1. A method of making cattle resistant to bovine spongioform encephalopathy, comprising: a) providing a modifying composition comprising a DNA fragment having a length of between 100 and 1000 bp and having essentially the sequence of the bovine PrP gene modified to prevent translation of the PrP protein; b) introducing the modifying composition into a somatic cell from a cow or bull and culturing the cell to produce a cell having a modified PrP gene; c) isolating said modified cell from cells having an unmodified PrP gene; and d) transferring a nucleus from said isolated cell into a competent bovine germ-line cell and generating a founder cow or bull from the germ-line cell.

2. The method of claim 1, wherein the DNA fragment is single stranded and the modifying composition is substantially free of DNA complementary to the fragment.

3. The method of claim 2, wherein the length of the single stranded fragment is between 200 and 800 nt.

4. The method of making cattle resistant to bovine spongioform encephalopathy which comprises the method of claim 2, and the further step of interbreeding a founder cow and a founder bull.

5. The method of claim 4, wherein the length of the single stranded fragment is between 200 and 800 nt.

6. The method of claim 2, wherein the modified cell is isolated using coupled detection.

7. A composition comprising a single stranded DNA fragment having a length of between 100 and 1000 nt and having essentially the sequence of the bovine PrP gene modified to prevent translation of the PrP protein, wherein the composition is substantially free of DNA complementary to the fragmen.

8. The composition of claim 7, wherein the length of the single stranded fragment is between 400 and 800 nt.

9. A method of making cattle resistant to bovine spongioform encephalopathy, comprising: a) providing a modifying composition comprising a DNA fragment having a length of between 100 and 1000 bp and having essentially the sequence of the bovine PrP gene modified to encode a dominant disease-resistant PrP protein; b) introducing the modifying composition into a somatic cell from a cow or bull and culturing the cell to produce a cell having a modified PrP gene; c) isolating said modified cell from cells having an unmodified PrP gene; and d) transferring a nucleus from said isolated cell into a competent bovine germ-line cell and generating a founder cow or bull from the germ-line cell.

10. The method of claim 9, wherein the dominant disease-resistant PrP protein contains a glutamine-to-arginine substitution at amino acid 178.

11. The method of claim 9, wherein the DNA fragment is single stranded and the modifying composition is substantially free of DNA complementary to the fragment..

12. The method of claim 11, wherein the length of the single stranded fragment is between 200 and 800 nt.

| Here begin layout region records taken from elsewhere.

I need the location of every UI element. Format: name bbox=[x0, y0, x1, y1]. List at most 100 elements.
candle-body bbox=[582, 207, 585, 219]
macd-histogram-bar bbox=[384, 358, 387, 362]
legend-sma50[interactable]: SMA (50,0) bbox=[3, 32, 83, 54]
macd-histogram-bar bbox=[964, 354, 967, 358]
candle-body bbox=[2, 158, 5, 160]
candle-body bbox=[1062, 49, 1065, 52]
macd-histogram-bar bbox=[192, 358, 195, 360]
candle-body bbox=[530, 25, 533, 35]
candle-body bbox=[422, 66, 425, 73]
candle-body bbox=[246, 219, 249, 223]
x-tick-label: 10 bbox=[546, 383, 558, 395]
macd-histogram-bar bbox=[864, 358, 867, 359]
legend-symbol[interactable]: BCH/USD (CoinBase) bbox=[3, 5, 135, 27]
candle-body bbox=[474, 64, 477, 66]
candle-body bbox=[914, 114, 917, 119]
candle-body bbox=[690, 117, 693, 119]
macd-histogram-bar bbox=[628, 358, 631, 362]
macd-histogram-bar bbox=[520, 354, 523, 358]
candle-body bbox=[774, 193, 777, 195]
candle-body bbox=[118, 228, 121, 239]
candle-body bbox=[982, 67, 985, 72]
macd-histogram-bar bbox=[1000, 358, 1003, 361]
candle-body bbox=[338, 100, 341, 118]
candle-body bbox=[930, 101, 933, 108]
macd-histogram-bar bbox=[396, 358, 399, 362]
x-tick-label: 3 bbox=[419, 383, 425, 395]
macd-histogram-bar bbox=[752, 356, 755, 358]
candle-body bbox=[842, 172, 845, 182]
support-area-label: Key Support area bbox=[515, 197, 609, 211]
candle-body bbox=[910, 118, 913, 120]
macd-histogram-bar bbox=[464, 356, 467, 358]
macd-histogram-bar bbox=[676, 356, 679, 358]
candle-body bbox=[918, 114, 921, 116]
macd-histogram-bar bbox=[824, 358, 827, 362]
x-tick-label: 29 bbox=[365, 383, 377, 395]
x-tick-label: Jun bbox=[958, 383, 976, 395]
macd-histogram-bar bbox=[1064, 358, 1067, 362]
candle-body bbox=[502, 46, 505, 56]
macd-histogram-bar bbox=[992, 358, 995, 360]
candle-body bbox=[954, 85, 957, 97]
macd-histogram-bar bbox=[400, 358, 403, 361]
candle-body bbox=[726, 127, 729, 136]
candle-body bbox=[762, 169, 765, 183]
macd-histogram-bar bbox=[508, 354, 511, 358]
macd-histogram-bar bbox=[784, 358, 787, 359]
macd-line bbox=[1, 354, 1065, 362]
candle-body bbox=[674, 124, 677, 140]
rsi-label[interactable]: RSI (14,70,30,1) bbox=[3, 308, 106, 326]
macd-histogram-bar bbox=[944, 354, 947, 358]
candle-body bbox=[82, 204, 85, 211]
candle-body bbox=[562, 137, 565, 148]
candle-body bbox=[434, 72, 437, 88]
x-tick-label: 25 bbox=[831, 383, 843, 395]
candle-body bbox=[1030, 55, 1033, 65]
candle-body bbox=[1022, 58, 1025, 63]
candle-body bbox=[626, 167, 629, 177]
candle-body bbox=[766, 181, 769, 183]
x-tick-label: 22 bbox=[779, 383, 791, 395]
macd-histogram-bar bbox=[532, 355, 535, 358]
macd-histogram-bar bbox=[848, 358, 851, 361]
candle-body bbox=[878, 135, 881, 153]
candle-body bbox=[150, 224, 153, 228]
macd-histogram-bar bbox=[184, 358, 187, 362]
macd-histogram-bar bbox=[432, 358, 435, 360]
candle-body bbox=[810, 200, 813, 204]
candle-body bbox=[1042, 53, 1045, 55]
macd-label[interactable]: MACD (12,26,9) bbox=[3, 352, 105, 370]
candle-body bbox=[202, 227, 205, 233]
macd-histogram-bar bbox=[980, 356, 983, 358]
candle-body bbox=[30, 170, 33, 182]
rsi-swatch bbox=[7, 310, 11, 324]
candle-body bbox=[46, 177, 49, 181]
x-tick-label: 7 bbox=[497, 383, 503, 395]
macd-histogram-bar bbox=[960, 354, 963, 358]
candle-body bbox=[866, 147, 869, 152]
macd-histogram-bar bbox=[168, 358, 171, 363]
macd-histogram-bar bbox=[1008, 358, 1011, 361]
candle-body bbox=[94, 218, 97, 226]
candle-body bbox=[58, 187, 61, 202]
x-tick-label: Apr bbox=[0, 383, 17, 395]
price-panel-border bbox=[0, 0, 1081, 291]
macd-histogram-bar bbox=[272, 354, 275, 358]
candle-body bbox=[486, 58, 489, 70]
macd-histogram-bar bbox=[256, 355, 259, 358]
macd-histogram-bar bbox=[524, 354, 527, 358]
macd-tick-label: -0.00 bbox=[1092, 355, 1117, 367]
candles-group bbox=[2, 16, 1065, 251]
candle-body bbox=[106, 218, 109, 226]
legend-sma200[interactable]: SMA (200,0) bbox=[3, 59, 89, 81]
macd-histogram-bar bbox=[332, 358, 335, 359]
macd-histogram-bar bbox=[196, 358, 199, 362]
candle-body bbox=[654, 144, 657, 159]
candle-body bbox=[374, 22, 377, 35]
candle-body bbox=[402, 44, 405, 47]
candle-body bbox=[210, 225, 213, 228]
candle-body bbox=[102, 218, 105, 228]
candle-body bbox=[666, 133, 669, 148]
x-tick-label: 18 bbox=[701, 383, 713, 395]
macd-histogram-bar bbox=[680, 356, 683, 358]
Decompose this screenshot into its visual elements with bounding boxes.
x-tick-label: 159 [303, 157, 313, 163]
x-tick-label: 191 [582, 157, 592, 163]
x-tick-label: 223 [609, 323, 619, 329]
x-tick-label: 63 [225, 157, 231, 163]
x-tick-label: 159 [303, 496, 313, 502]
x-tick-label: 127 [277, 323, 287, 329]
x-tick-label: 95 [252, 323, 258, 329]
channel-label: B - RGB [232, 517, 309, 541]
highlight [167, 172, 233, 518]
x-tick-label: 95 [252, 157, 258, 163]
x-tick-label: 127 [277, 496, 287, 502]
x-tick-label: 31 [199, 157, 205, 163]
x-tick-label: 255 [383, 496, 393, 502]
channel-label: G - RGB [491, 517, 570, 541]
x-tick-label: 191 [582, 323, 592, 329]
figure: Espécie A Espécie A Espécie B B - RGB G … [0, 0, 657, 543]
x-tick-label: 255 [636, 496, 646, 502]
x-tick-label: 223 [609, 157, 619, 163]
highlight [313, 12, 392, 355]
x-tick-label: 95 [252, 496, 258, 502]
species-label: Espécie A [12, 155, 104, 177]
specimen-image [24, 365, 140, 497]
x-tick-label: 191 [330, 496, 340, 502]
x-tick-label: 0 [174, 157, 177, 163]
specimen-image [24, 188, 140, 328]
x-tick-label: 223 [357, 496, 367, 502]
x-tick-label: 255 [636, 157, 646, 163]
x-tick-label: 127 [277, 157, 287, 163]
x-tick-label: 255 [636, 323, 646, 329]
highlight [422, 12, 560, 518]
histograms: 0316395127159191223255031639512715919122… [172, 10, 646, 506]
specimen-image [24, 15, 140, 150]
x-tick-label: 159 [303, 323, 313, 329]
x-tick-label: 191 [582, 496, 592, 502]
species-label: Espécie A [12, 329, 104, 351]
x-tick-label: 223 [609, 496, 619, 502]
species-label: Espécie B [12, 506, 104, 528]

13. The method of making cattle resistant to bovine spongioform encephalopathy which comprises the method of claim 11, and the further step of interbreeding a founder cow and a founder bull.

14. The method of claim 13, wherein the length of the single stranded fragment is between 200 and 800 nt.

15. The method of claim 1 1, wherein the modified cell is isolated using coupled detection.

16. A composition comprising a single stranded DNA fragment having a length of between 100 and 1000 nt and having essentially the sequence of the bovine PrP gene modified to encode a dominant disease-resistant PrP protein, wherein the composition is substantially free of DNA complementary to the fragment.

17. The composition of claim 16, wherein the length of the single stranded fragment is between 400 and 800 nt.

18. A method of testing for bovine spongioform encephalopathy resistance in the offspring of a cow and a bull comprising: a) obtaining a nucleic acid sample from an offspring of a cow and a bull, wherein at least one parent carries a modified PrP gene that confers resistance to bovine spongioform encephalopathy; and b) determining whether the modified PrP gene is present in the sample;

19. The method of claim 17, which further comprises determining whether the wild-type PrP gene is present in the sample.